Presentation
Seizure
Patient Data
An area of high signal on FLAIR within the left mesial temporal structures and extending along the body of the left hippocampus has positive mass effect. No contrast enhancement or elevated cerebral blood volume (CBV) is identified. Spectroscopy suggests decreased NAA and increased myoinositol. Right-sided mesial temporal structures are normal. Minor periventricular and subcortical white matter disease. No acute diffusion changes.
Conclusion:
An infiltrative lesion with mass effect involving left mesial temporal structures and extending along the body of the left hippocampus, most likely representing a diffuse glioma.
The differential diagnosis in paraneoplastic encephalitis.

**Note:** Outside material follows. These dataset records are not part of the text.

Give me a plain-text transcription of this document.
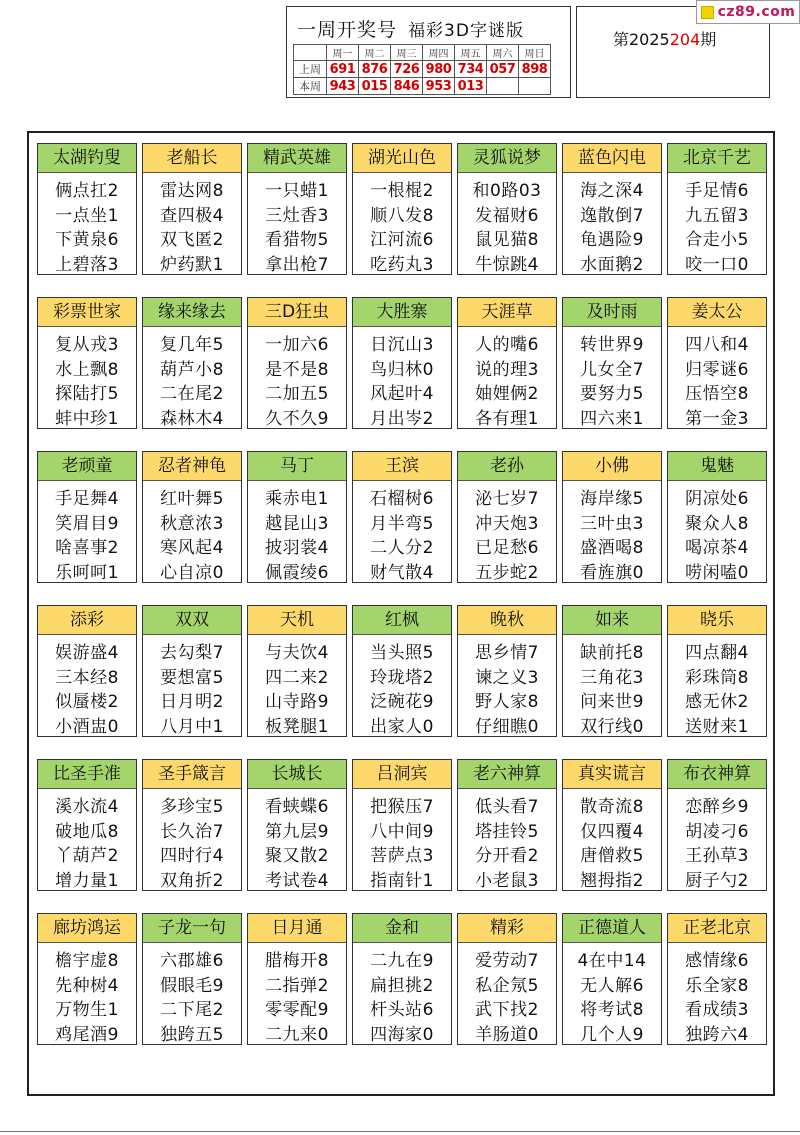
一周开奖号 福彩3D字谜版
	周一	周二	周三	周四	周五	周六	周日
上周	691	876	726	980	734	057	898
本周	943	015	846	953	013		
第2025204期
cz89.com
太湖钓叟
俩点扛2
一点坐1
下黄泉6
上碧落3
老船长
雷达网8
查四极4
双飞匿2
炉药默1
精武英雄
一只蜡1
三灶香3
看猎物5
拿出枪7
湖光山色
一根棍2
顺八发8
江河流6
吃药丸3
灵狐说梦
和0路03
发福财6
鼠见猫8
牛惊跳4
蓝色闪电
海之深4
逸散倒7
龟遇险9
水面鹅2
北京千艺
手足情6
九五留3
合走小5
咬一口0
彩票世家
复从戎3
水上飘8
探陆打5
蚌中珍1
缘来缘去
复几年5
葫芦小8
二在尾2
森林木4
三D狂虫
一加六6
是不是8
二加五5
久不久9
大胜寨
日沉山3
鸟归林0
风起叶4
月出岑2
天涯草
人的嘴6
说的理3
妯娌俩2
各有理1
及时雨
转世界9
儿女全7
要努力5
四六来1
姜太公
四八和4
归零谜6
压悟空8
第一金3
老顽童
手足舞4
笑眉目9
啥喜事2
乐呵呵1
忍者神龟
红叶舞5
秋意浓3
寒风起4
心自凉0
马丁
乘赤电1
越昆山3
披羽裳4
佩霞绫6
王滨
石榴树6
月半弯5
二人分2
财气散4
老孙
泌七岁7
冲天炮3
已足愁6
五步蛇2
小佛
海岸缘5
三叶虫3
盛酒喝8
看旌旗0
鬼魅
阴凉处6
聚众人8
喝凉茶4
唠闲嗑0
添彩
娱游盛4
三本经8
似蜃楼2
小酒盅0
双双
去勾梨7
要想富5
日月明2
八月中1
天机
与夫饮4
四二来2
山寺路9
板凳腿1
红枫
当头照5
玲珑塔2
泛碗花9
出家人0
晚秋
思乡情7
谏之义3
野人家8
仔细瞧0
如来
缺前托8
三角花3
问来世9
双行线0
晓乐
四点翻4
彩珠筒8
感无休2
送财来1
比圣手准
溪水流4
破地瓜8
丫葫芦2
增力量1
圣手箴言
多珍宝5
长久治7
四时行4
双角折2
长城长
看蛱蝶6
第九层9
聚又散2
考试卷4
吕洞宾
把猴压7
八中间9
菩萨点3
指南针1
老六神算
低头看7
塔挂铃5
分开看2
小老鼠3
真实谎言
散奇流8
仅四覆4
唐僧救5
翘拇指2
布衣神算
恋醉乡9
胡凌刁6
王孙草3
厨子勺2
廊坊鸿运
檐宇虚8
先种树4
万物生1
鸡尾酒9
子龙一句
六郡雄6
假眼毛9
二下尾2
独跨五5
日月通
腊梅开8
二指弹2
零零配9
二九来0
金和
二九在9
扁担挑2
杆头站6
四海家0
精彩
爱劳动7
私企氖5
武下找2
羊肠道0
正德道人
4在中14
无人解6
将考试8
几个人9
正老北京
感情缘6
乐全家8
看成绩3
独跨六4
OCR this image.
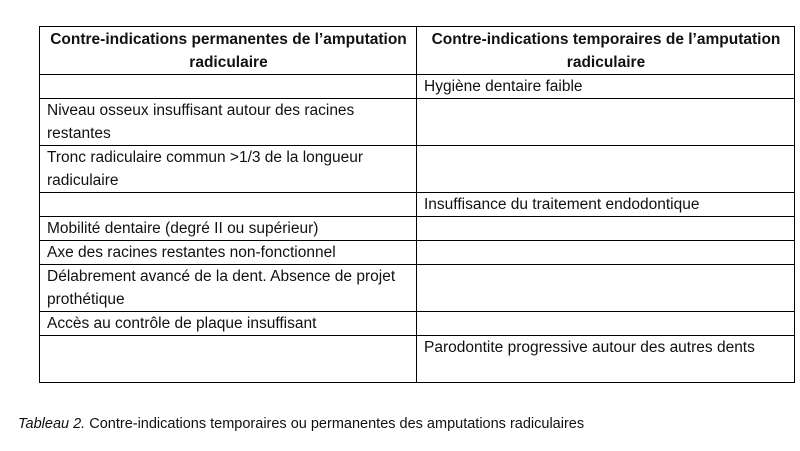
Contre-indications permanentes de l’amputation radiculaire	Contre-indications temporaires de l’amputation radiculaire
	Hygiène dentaire faible
Niveau osseux insuffisant autour des racines restantes	
Tronc radiculaire commun >1/3 de la longueur radiculaire	
	Insuffisance du traitement endodontique
Mobilité dentaire (degré II ou supérieur)	
Axe des racines restantes non-fonctionnel	
Délabrement avancé de la dent. Absence de projet prothétique	
Accès au contrôle de plaque insuffisant	
	Parodontite progressive autour des autres dents
Tableau 2. Contre-indications temporaires ou permanentes des amputations radiculaires
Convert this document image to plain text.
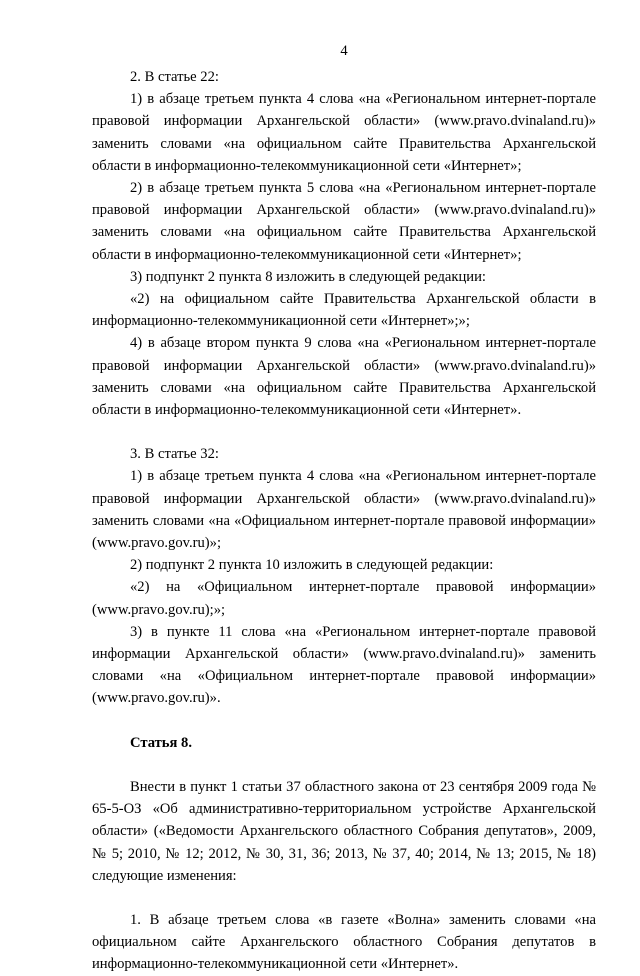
4

2. В статье 22:

1) в абзаце третьем пункта 4 слова «на «Региональном интернет-портале правовой информации Архангельской области» (www.pravo.dvinaland.ru)» заменить словами «на официальном сайте Правительства Архангельской области в информационно-телекоммуникационной сети «Интернет»;

2) в абзаце третьем пункта 5 слова «на «Региональном интернет-портале правовой информации Архангельской области» (www.pravo.dvinaland.ru)» заменить словами «на официальном сайте Правительства Архангельской области в информационно-телекоммуникационной сети «Интернет»;

3) подпункт 2 пункта 8 изложить в следующей редакции:

«2) на официальном сайте Правительства Архангельской области в информационно-телекоммуникационной сети «Интернет»;»;

4) в абзаце втором пункта 9 слова «на «Региональном интернет-портале правовой информации Архангельской области» (www.pravo.dvinaland.ru)» заменить словами «на официальном сайте Правительства Архангельской области в информационно-телекоммуникационной сети «Интернет».

3. В статье 32:

1) в абзаце третьем пункта 4 слова «на «Региональном интернет-портале правовой информации Архангельской области» (www.pravo.dvinaland.ru)» заменить словами «на «Официальном интернет-портале правовой информации» (www.pravo.gov.ru)»;

2) подпункт 2 пункта 10 изложить в следующей редакции:

«2) на «Официальном интернет-портале правовой информации» (www.pravo.gov.ru);»;

3) в пункте 11 слова «на «Региональном интернет-портале правовой информации Архангельской области» (www.pravo.dvinaland.ru)» заменить словами «на «Официальном интернет-портале правовой информации» (www.pravo.gov.ru)».

Статья 8.

Внести в пункт 1 статьи 37 областного закона от 23 сентября 2009 года № 65-5-ОЗ «Об административно-территориальном устройстве Архангельской области» («Ведомости Архангельского областного Собрания депутатов», 2009, № 5; 2010, № 12; 2012, № 30, 31, 36; 2013, № 37, 40; 2014, № 13; 2015, № 18) следующие изменения:

1. В абзаце третьем слова «в газете «Волна» заменить словами «на официальном сайте Архангельского областного Собрания депутатов в информационно-телекоммуникационной сети «Интернет».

The patient went on to have surgery.
Histology
Paraffin sections show fragments of a moderately hypercellular glial tumor involving cortex and white matter. Tumor cells have predominantly fibrillary astrocytic morphology with moderate nuclear and cellular pleomorphism. An occasional mitotic figure is identified. There is no microvascular proliferation and no necrosis is identified. A background population of morphologically unremarkable neurons is noted. No bi-nucleate forms are identified.
IMMUNOHISTOCHEMISTRY:
GFAP positive
Nestin negative
Nogo A positive in native oligodendrocytes
IDH-1 R132H negative (not mutated)
ATRX positive (not mutated)
MGMT negative (likely methylated)
p53 negative
p16 CDKN2A positive
Topoisomerase labeling index: Approximately 5%.
Final diagnosis
IDH-1 R132H wild-type diffuse astrocytoma (WHO Grade II).
Note
This case predates the 2021 WHO classification of CNS tumors; you can tell by the use of Roman numerals to indicate grade. The patient is over 55 years of age and thus sequencing to identify non-R132H IDH mutations is not mandatory as the likelihood of identifying one is very low. Thus, using the current classification this would be considered a molecular glioblastoma despite the low histological grade.
Case Discussion
Mesial temporal lobe involvement has the differential of a diffuse glioma and paraneoplastic (limbic) encephalitis, although typically the degree of mass effect is minimal in the latter. If the patient is unwell and the onset is rapid then HSV encephalitis should also be considered.